Il Guardian, in un suo rapporto, rivela che nel 2019 sono state rilasciate nell’ambiente circa 13,3 quadrilioni di microfribe, rilasciate dai tessuti. Tutti i tessuti infatti rilasciano delle minuscole particelle del materiale di cui sono composte, sia durante il lavaggio che quando le indossiamo. In particolare quello che si sta trasformando in un vero problema ambientale sono le microfibre dei tessuti sintetici, sostanzialmente infatti si tratta di microplastiche.
Le microfibre plastiche infatti costituiscono il 90% dell’inquinamento microplastico nell’Oceano Atlantico e sono facilmente ingerite dai minuscoli pesci e dal plancton che supportano l’intero ecosistema marino. La maggior parte delle microfibre plastiche arrivano nei mari e negli oceani soprattutto tramite le acque reflue dei paesi sviluppati.
I vestiti infatti rilasciano la maggior parte delle microfibre durante il lavaggio in lavatrice e molte di queste fibre sfuggono ai filtri, finendo infine nei corsi d’acqua e negli oceani e anche nei rubinetti delle nostre case, nella pioggia e nell’aria.
Secondo il dott. Brian Hunt, oceanografo e biologico dell’Università della British Columbia dovremmo cercare di evitare di usare indumenti e tessuti in poliestere “per ridurre le microplastiche nell’oceano. Diminuire la domanda di materiali sintetici ne ridurrebbe la produzione.”
Ma il problema principale non è solo nel tipo di tessuto. Ci sono infatti tessuti che richiedono lavaggi meno frequenti o fibre più naturali. Ma anche queste possono avere il loro risvolto negativo sull’ambiente. I tessuti naturali infarti potrebbero contenere sostanze chimiche derivate dalla loro produzione industriale, che potrebbero risultare anch’essi inquinanti per gli oceani.
Secondo Hunt infatti, il problema principale è legato all’esagerata quantità di abbigliamento che produciamo e acquistiamo. L’introduzione sul mercato di indumenti a buon mercato, spesso sintetici, ci ha infatti portato ad acquistare più del necessario, eccedendo spesso nel superfluo.
Per Hunt un principio della soluzione potrebbe essere rappresentato dall’implementazione da parte delle aziende di pratiche sostenibili lungo le loro catene di approvvigionamento, incluso lo sviluppo e l’utilizzo di tessuti sostenibili che non emettano microplastiche nell’ambiente.
Dal canto loro invece, i consumatori dovrebbero iniziare ad impegnarsi a moderare e ponderare gli acquisti, oltre che cercare di riusare, rivendere o donare i vestiti usati, magari acquistare nei negozi di articoli vintage.

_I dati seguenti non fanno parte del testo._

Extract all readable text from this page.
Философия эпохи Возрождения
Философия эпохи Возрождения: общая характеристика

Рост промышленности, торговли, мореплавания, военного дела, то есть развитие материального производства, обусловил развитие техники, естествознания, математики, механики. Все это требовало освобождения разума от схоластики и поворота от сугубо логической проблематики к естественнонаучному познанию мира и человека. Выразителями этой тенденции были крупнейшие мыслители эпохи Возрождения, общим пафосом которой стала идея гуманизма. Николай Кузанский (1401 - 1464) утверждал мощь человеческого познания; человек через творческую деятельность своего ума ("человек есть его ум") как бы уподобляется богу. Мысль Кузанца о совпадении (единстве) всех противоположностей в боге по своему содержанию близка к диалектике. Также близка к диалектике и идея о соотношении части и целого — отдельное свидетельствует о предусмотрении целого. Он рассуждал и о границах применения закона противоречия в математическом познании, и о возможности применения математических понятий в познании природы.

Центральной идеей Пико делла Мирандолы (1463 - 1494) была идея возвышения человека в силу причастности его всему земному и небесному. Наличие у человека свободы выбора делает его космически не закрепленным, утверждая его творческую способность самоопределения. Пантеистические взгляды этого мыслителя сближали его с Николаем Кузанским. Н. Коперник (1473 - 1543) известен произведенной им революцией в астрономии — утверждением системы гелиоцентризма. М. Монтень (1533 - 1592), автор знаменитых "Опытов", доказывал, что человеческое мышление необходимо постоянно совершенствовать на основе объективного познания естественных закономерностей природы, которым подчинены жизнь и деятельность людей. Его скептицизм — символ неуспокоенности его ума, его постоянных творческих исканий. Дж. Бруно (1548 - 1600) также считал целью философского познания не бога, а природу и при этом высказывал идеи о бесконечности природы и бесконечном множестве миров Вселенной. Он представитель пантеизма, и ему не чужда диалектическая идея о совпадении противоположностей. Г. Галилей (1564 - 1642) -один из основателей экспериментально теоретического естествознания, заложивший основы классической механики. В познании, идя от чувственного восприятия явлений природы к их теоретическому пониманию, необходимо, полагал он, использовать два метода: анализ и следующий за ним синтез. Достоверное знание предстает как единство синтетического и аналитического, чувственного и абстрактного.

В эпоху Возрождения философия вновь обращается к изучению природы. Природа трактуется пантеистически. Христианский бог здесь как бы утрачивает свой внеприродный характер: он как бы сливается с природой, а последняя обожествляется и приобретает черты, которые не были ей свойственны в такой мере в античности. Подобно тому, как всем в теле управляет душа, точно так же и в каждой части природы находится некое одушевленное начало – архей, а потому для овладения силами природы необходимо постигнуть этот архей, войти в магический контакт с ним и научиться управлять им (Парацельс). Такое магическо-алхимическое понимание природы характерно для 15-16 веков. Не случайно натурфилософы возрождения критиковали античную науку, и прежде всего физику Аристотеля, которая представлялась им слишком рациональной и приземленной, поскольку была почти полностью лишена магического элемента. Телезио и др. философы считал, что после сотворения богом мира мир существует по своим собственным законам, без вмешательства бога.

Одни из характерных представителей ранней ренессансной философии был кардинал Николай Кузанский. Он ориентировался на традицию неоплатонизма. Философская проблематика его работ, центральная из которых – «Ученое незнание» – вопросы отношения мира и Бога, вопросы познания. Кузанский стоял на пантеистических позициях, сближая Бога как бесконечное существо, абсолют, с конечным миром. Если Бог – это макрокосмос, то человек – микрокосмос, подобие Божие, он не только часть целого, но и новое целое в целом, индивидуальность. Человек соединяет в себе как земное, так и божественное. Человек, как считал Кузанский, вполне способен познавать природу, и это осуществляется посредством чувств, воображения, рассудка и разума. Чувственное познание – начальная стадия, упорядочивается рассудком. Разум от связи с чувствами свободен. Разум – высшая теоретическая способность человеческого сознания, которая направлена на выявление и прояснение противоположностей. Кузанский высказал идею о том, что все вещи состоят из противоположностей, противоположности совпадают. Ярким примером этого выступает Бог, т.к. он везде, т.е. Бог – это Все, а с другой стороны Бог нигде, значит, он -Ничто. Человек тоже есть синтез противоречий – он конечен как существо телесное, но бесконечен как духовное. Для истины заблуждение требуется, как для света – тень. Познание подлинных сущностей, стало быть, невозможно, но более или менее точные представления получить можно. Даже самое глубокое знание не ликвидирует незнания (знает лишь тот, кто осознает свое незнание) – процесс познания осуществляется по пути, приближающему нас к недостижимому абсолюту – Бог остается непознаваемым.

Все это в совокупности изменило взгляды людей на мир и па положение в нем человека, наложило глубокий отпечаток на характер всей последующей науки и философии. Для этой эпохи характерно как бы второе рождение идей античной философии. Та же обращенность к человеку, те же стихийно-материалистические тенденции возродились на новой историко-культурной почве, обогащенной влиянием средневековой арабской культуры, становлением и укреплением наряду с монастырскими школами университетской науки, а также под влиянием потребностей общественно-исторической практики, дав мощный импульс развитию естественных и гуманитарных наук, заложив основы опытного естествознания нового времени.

Sarebbe inoltre opportuno cercare di lavare meno frequentemente i nostri indumenti e prediligendo lavaggi brevi e con acqua fredda.
Con lo sforzo e l’innovazione, l’inquinamento da microfibra, tra gli altri mali ambientali causati dall’industria della moda in generale, può essere ridotto. Ogni volta che stiamo per acquistare un nuovo capo d’abbigliamento, dovremmo pensare a quei quadrilioni di fibre di microplastica che stanno avvelenando il nostro ambiente.